Il presidente Rossi, sindaco di Borgotaro, si è detto poi molto vicino a un territorio di confine come il Casalasco-Viadanese, perché ben conosce la situazione, che è molto simile, in un’altra zona geografica, a quella di Borgotaro, essa stessa terra di confine con le problematiche e le opportunità (più le prime delle seconde ultimamente) che ciò comporta. In particolare sulle linee ferroviarie è stato chiesto alla Provincia di Parma di essere un po’ meno silente e di alzare la voce per i disagi enormi della Parma-Brescia. Rossi, ben comprendendo i problemi arrecati da questi disservizi, ha promesso di non mollare la presa.

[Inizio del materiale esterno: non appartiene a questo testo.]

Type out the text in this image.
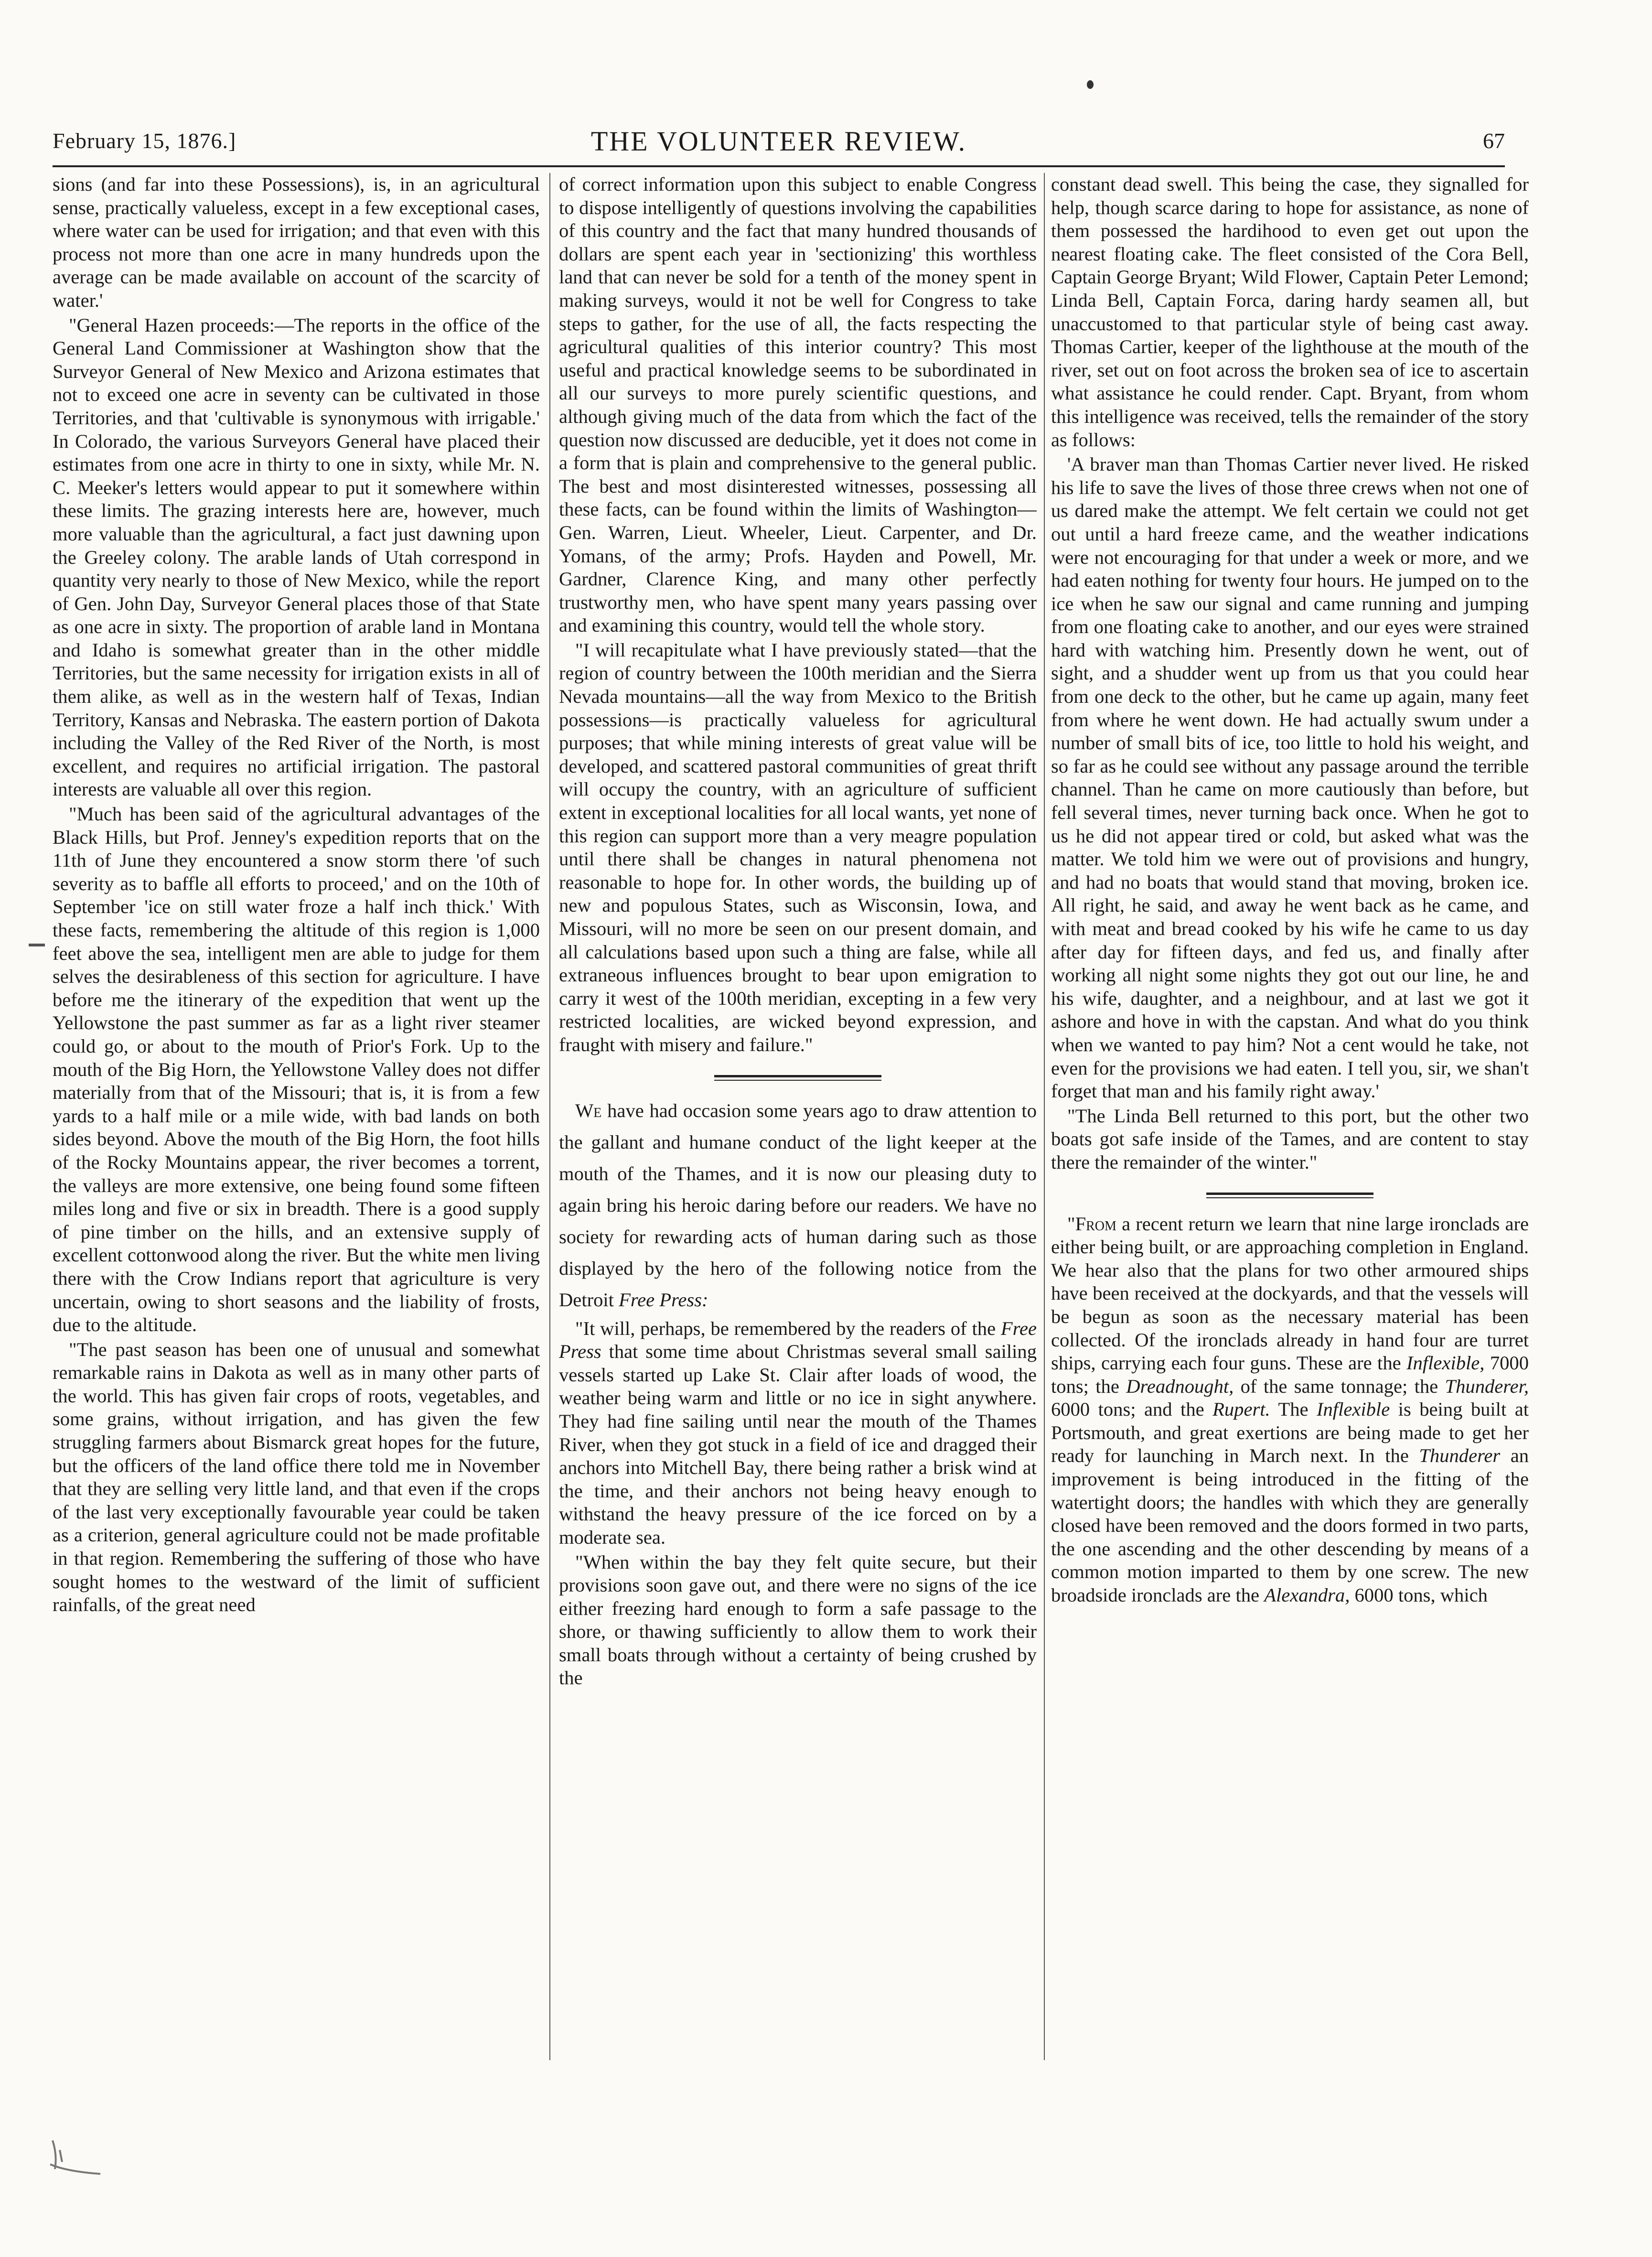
February 15, 1876.]	THE VOLUNTEER REVIEW.	67

sions (and far into these Possessions), is, in an agricultural sense, practically valueless, except in a few exceptional cases, where water can be used for irrigation; and that even with this process not more than one acre in many hundreds upon the average can be made available on account of the scarcity of water.'

"General Hazen proceeds:—The reports in the office of the General Land Commissioner at Washington show that the Surveyor General of New Mexico and Arizona estimates that not to exceed one acre in seventy can be cultivated in those Territories, and that 'cultivable is synonymous with irrigable.' In Colorado, the various Surveyors General have placed their estimates from one acre in thirty to one in sixty, while Mr. N. C. Meeker's letters would appear to put it somewhere within these limits. The grazing interests here are, however, much more valuable than the agricultural, a fact just dawning upon the Greeley colony. The arable lands of Utah correspond in quantity very nearly to those of New Mexico, while the report of Gen. John Day, Surveyor General places those of that State as one acre in sixty. The proportion of arable land in Montana and Idaho is somewhat greater than in the other middle Territories, but the same necessity for irrigation exists in all of them alike, as well as in the western half of Texas, Indian Territory, Kansas and Nebraska. The eastern portion of Dakota including the Valley of the Red River of the North, is most excellent, and requires no artificial irrigation. The pastoral interests are valuable all over this region.

"Much has been said of the agricultural advantages of the Black Hills, but Prof. Jenney's expedition reports that on the 11th of June they encountered a snow storm there 'of such severity as to baffle all efforts to proceed,' and on the 10th of September 'ice on still water froze a half inch thick.' With these facts, remembering the altitude of this region is 1,000 feet above the sea, intelligent men are able to judge for them selves the desirableness of this section for agriculture. I have before me the itinerary of the expedition that went up the Yellowstone the past summer as far as a light river steamer could go, or about to the mouth of Prior's Fork. Up to the mouth of the Big Horn, the Yellowstone Valley does not differ materially from that of the Missouri; that is, it is from a few yards to a half mile or a mile wide, with bad lands on both sides beyond. Above the mouth of the Big Horn, the foot hills of the Rocky Mountains appear, the river becomes a torrent, the valleys are more extensive, one being found some fifteen miles long and five or six in breadth. There is a good supply of pine timber on the hills, and an extensive supply of excellent cottonwood along the river. But the white men living there with the Crow Indians report that agriculture is very uncertain, owing to short seasons and the liability of frosts, due to the altitude.

"The past season has been one of unusual and somewhat remarkable rains in Dakota as well as in many other parts of the world. This has given fair crops of roots, vegetables, and some grains, without irrigation, and has given the few struggling farmers about Bismarck great hopes for the future, but the officers of the land office there told me in November that they are selling very little land, and that even if the crops of the last very exceptionally favourable year could be taken as a criterion, general agriculture could not be made profitable in that region. Remembering the suffering of those who have sought homes to the westward of the limit of sufficient rainfalls, of the great need

of correct information upon this subject to enable Congress to dispose intelligently of questions involving the capabilities of this country and the fact that many hundred thousands of dollars are spent each year in 'sectionizing' this worthless land that can never be sold for a tenth of the money spent in making surveys, would it not be well for Congress to take steps to gather, for the use of all, the facts respecting the agricultural qualities of this interior country? This most useful and practical knowledge seems to be subordinated in all our surveys to more purely scientific questions, and although giving much of the data from which the fact of the question now discussed are deducible, yet it does not come in a form that is plain and comprehensive to the general public. The best and most disinterested witnesses, possessing all these facts, can be found within the limits of Washington—Gen. Warren, Lieut. Wheeler, Lieut. Carpenter, and Dr. Yomans, of the army; Profs. Hayden and Powell, Mr. Gardner, Clarence King, and many other perfectly trustworthy men, who have spent many years passing over and examining this country, would tell the whole story.

"I will recapitulate what I have previously stated—that the region of country between the 100th meridian and the Sierra Nevada mountains—all the way from Mexico to the British possessions—is practically valueless for agricultural purposes; that while mining interests of great value will be developed, and scattered pastoral communities of great thrift will occupy the country, with an agriculture of sufficient extent in exceptional localities for all local wants, yet none of this region can support more than a very meagre population until there shall be changes in natural phenomena not reasonable to hope for. In other words, the building up of new and populous States, such as Wisconsin, Iowa, and Missouri, will no more be seen on our present domain, and all calculations based upon such a thing are false, while all extraneous influences brought to bear upon emigration to carry it west of the 100th meridian, excepting in a few very restricted localities, are wicked beyond expression, and fraught with misery and failure."

We have had occasion some years ago to draw attention to the gallant and humane conduct of the light keeper at the mouth of the Thames, and it is now our pleasing duty to again bring his heroic daring before our readers. We have no society for rewarding acts of human daring such as those displayed by the hero of the following notice from the Detroit Free Press:

"It will, perhaps, be remembered by the readers of the Free Press that some time about Christmas several small sailing vessels started up Lake St. Clair after loads of wood, the weather being warm and little or no ice in sight anywhere. They had fine sailing until near the mouth of the Thames River, when they got stuck in a field of ice and dragged their anchors into Mitchell Bay, there being rather a brisk wind at the time, and their anchors not being heavy enough to withstand the heavy pressure of the ice forced on by a moderate sea.

"When within the bay they felt quite secure, but their provisions soon gave out, and there were no signs of the ice either freezing hard enough to form a safe passage to the shore, or thawing sufficiently to allow them to work their small boats through without a certainty of being crushed by the

constant dead swell. This being the case, they signalled for help, though scarce daring to hope for assistance, as none of them possessed the hardihood to even get out upon the nearest floating cake. The fleet consisted of the Cora Bell, Captain George Bryant; Wild Flower, Captain Peter Lemond; Linda Bell, Captain Forca, daring hardy seamen all, but unaccustomed to that particular style of being cast away. Thomas Cartier, keeper of the lighthouse at the mouth of the river, set out on foot across the broken sea of ice to ascertain what assistance he could render. Capt. Bryant, from whom this intelligence was received, tells the remainder of the story as follows:

'A braver man than Thomas Cartier never lived. He risked his life to save the lives of those three crews when not one of us dared make the attempt. We felt certain we could not get out until a hard freeze came, and the weather indications were not encouraging for that under a week or more, and we had eaten nothing for twenty four hours. He jumped on to the ice when he saw our signal and came running and jumping from one floating cake to another, and our eyes were strained hard with watching him. Presently down he went, out of sight, and a shudder went up from us that you could hear from one deck to the other, but he came up again, many feet from where he went down. He had actually swum under a number of small bits of ice, too little to hold his weight, and so far as he could see without any passage around the terrible channel. Than he came on more cautiously than before, but fell several times, never turning back once. When he got to us he did not appear tired or cold, but asked what was the matter. We told him we were out of provisions and hungry, and had no boats that would stand that moving, broken ice. All right, he said, and away he went back as he came, and with meat and bread cooked by his wife he came to us day after day for fifteen days, and fed us, and finally after working all night some nights they got out our line, he and his wife, daughter, and a neighbour, and at last we got it ashore and hove in with the capstan. And what do you think when we wanted to pay him? Not a cent would he take, not even for the provisions we had eaten. I tell you, sir, we shan't forget that man and his family right away.'

"The Linda Bell returned to this port, but the other two boats got safe inside of the Tames, and are content to stay there the remainder of the winter."

"From a recent return we learn that nine large ironclads are either being built, or are approaching completion in England. We hear also that the plans for two other armoured ships have been received at the dockyards, and that the vessels will be begun as soon as the necessary material has been collected. Of the ironclads already in hand four are turret ships, carrying each four guns. These are the Inflexible, 7000 tons; the Dreadnought, of the same tonnage; the Thunderer, 6000 tons; and the Rupert. The Inflexible is being built at Portsmouth, and great exertions are being made to get her ready for launching in March next. In the Thunderer an improvement is being introduced in the fitting of the watertight doors; the handles with which they are generally closed have been removed and the doors formed in two parts, the one ascending and the other descending by means of a common motion imparted to them by one screw. The new broadside ironclads are the Alexandra, 6000 tons, which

Infine, terzo punto, il Comitato ha chiesto di fare pressioni affinché anche la Regione Emilia Romagna stanzi 500mila euro, così come ha fatto la Lombardia per iniziare a pensare chiaramente e con risorse adeguato al progetto di un ponte nuovo. Pure in questo senso sono arrivate rassicurazioni: pare infatti che da Bologna si stiano muovendo in tale direzione.